Edipo en Hill Valley
Justo después de tener sexo con su madre, Marty se desvanece con una sonrisa el rostro, pues las personas que nunca nacieron no pueden tener culpas.
Espect(r)adores
Cada vez que Marty o el Doc alteran el pasado, las personas que debieron nacer se convierten en fantasmas que confunden al mundo con una película.
273
El Doc camina discreto por las concurridas calles de la ciudad, mientras se pregunta cuántos viajeros en el tiempo como él podría haber ahí, avanzando a su lado, sin llamar la atención.
Jennifer
A sus noventa y cinco años se asoma por la ventana y se ve joven, caminando de la mano con Marty.

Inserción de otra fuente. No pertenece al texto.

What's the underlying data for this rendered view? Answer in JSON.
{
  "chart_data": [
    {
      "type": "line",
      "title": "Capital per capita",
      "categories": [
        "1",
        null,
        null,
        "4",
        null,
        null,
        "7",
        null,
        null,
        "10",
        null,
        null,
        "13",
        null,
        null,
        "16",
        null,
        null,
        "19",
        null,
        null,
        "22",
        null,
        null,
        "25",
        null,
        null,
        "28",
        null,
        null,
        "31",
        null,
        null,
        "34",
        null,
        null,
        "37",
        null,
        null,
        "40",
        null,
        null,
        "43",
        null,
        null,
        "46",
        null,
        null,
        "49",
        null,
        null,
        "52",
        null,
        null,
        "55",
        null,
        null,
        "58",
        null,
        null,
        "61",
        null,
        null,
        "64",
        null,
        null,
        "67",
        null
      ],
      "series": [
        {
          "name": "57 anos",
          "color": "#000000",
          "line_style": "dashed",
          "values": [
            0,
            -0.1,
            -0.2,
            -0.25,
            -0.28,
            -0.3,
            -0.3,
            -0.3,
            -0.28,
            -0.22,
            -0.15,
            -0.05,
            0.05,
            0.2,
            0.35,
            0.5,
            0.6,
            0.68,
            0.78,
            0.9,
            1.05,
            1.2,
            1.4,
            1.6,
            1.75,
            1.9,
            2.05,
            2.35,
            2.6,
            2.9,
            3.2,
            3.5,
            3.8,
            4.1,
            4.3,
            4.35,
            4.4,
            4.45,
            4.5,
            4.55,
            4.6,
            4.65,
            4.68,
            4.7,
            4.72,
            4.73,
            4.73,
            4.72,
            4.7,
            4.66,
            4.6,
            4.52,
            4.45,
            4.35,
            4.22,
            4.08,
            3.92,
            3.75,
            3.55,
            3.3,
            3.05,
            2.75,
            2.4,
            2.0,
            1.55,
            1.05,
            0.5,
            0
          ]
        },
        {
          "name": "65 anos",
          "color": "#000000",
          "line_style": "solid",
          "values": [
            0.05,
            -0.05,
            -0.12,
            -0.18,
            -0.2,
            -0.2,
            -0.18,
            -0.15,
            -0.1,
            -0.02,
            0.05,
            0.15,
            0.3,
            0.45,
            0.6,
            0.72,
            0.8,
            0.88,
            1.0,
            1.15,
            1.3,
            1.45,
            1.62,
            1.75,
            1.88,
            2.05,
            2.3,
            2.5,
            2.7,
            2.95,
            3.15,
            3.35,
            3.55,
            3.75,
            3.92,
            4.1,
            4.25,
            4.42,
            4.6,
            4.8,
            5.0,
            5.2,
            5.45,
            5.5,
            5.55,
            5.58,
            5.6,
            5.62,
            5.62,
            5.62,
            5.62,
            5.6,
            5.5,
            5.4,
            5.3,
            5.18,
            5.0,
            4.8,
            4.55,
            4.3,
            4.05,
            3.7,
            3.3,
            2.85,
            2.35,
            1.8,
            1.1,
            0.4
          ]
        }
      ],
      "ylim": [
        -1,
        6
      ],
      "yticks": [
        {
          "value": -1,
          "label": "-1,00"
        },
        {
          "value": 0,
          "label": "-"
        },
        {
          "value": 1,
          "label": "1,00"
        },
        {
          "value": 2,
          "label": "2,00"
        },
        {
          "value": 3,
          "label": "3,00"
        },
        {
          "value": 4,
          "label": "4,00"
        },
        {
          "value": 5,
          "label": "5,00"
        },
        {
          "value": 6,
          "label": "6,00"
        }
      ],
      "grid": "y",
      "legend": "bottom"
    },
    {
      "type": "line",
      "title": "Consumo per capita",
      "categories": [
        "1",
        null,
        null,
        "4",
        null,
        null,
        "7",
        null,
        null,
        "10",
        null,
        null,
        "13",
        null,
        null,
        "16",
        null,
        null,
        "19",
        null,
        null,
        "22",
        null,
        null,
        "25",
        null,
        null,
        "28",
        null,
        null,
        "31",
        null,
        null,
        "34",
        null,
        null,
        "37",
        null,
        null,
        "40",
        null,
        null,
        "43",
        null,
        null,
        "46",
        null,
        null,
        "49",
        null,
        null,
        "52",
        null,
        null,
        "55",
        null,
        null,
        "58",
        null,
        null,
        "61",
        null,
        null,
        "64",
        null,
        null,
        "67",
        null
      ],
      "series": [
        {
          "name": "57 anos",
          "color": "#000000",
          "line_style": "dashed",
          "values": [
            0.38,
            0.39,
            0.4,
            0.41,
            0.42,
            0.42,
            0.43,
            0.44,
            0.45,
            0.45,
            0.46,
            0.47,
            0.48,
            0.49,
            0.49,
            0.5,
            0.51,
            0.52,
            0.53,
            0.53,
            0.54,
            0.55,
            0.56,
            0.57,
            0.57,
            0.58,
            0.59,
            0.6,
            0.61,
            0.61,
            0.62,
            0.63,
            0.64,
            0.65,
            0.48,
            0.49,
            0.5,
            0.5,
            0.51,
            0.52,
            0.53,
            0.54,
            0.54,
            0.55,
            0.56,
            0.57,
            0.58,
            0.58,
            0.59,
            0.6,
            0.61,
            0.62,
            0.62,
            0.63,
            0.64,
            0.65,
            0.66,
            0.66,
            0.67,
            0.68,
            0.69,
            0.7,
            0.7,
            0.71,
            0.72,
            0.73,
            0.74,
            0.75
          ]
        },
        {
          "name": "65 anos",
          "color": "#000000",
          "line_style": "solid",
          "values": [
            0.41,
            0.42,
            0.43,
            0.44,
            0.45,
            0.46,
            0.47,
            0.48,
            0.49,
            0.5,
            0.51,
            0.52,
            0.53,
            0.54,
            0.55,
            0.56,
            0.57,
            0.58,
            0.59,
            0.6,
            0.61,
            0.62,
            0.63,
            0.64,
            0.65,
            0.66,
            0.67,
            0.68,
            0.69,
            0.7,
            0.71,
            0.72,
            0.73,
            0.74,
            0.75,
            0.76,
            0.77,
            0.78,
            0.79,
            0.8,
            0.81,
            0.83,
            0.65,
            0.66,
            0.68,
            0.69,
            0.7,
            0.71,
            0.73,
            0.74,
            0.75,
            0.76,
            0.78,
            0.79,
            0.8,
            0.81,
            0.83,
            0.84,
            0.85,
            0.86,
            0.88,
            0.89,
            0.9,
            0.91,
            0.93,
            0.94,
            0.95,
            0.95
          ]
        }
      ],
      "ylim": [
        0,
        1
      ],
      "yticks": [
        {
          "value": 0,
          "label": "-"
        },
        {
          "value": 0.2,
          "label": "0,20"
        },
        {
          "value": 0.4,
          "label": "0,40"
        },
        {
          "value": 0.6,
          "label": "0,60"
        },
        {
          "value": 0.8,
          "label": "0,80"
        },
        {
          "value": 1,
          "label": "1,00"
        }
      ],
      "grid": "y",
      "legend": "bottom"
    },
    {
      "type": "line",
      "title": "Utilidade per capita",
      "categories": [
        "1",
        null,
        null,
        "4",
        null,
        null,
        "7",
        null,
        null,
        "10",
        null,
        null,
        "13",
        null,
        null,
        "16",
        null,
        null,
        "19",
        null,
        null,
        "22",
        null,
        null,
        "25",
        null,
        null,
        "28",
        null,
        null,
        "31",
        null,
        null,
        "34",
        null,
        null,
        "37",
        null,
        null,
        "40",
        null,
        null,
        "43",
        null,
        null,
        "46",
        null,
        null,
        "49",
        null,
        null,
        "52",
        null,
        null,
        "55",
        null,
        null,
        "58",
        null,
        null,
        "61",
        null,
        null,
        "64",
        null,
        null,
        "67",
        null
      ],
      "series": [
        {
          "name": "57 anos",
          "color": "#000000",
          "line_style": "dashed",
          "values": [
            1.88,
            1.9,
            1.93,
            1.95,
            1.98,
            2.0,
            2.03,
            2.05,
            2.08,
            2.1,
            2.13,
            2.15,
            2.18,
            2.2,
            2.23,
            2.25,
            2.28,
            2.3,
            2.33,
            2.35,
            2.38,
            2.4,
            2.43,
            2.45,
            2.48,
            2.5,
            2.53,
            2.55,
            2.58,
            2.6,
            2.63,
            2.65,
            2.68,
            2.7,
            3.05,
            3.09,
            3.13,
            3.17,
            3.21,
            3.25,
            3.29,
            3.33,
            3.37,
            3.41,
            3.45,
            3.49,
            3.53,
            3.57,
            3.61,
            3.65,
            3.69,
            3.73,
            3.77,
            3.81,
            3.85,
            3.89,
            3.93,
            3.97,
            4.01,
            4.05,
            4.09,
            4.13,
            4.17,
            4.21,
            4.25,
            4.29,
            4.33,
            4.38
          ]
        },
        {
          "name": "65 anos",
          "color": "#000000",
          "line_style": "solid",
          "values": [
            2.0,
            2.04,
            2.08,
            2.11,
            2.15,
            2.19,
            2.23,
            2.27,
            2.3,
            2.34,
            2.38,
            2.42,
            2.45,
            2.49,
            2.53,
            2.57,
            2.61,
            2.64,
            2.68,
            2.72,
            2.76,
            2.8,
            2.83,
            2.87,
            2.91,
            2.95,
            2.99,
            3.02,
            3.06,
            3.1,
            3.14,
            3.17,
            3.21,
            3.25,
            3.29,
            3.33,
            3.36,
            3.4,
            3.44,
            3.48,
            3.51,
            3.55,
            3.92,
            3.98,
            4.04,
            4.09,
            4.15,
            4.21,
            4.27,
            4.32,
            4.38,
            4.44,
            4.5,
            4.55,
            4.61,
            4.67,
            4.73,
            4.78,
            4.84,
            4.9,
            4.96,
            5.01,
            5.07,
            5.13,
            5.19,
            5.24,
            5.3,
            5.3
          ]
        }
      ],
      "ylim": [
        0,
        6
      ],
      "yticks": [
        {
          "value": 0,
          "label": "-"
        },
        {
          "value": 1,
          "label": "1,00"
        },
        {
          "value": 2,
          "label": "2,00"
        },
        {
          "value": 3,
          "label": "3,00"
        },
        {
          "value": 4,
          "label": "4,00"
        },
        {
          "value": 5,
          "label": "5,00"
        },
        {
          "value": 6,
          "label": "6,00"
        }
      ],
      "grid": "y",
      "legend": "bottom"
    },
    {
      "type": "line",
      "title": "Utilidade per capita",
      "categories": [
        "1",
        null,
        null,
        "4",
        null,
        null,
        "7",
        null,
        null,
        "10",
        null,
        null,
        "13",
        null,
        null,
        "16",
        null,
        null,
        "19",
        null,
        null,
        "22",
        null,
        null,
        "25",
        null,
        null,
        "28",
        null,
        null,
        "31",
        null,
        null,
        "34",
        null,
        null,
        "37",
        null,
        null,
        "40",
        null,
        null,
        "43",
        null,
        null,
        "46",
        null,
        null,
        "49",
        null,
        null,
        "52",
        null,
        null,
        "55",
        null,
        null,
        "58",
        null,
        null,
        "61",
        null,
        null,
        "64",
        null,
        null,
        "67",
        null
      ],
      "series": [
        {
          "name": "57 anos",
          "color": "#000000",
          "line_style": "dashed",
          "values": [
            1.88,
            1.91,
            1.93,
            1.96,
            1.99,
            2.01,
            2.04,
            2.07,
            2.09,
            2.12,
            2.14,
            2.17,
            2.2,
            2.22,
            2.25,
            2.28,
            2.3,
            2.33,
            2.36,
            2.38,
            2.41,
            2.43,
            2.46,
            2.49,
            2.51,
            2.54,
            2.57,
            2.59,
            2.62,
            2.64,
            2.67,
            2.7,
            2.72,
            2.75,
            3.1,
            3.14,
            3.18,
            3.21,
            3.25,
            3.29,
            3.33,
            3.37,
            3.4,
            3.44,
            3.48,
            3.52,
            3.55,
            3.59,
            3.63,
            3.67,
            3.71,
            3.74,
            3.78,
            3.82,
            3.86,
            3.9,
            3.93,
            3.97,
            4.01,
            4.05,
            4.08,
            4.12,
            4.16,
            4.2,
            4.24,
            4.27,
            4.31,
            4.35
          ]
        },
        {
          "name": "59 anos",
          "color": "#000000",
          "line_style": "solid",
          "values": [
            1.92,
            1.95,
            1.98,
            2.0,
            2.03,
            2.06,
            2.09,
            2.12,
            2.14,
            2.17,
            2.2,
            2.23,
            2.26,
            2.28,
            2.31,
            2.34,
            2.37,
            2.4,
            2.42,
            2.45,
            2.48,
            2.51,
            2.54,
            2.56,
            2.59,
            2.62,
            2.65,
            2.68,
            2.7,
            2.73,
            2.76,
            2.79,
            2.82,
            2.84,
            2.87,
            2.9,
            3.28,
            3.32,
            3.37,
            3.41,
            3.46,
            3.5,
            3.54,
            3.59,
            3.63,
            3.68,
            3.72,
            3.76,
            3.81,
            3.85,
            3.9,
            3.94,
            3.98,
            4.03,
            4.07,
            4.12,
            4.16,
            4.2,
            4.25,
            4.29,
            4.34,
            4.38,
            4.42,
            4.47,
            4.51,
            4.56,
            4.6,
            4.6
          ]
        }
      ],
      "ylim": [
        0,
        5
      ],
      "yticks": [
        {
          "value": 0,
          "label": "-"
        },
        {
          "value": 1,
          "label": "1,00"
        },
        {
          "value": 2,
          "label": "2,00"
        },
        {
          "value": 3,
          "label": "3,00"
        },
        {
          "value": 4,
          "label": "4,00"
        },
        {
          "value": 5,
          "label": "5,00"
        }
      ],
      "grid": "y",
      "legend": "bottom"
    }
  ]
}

Los saluda, aunque no logra distinguir si lo que ve es realidad o un recuerdo.
Best Friends Forever
Luego de la muerte del Doc, Marty comenzó a viajar por el tiempo para visitarlo y así no sentir su ausencia, hasta que él mismo murió y entonces el Doc comenzó a viajar por el tiempo para visitarlo y así no sentir su ausencia.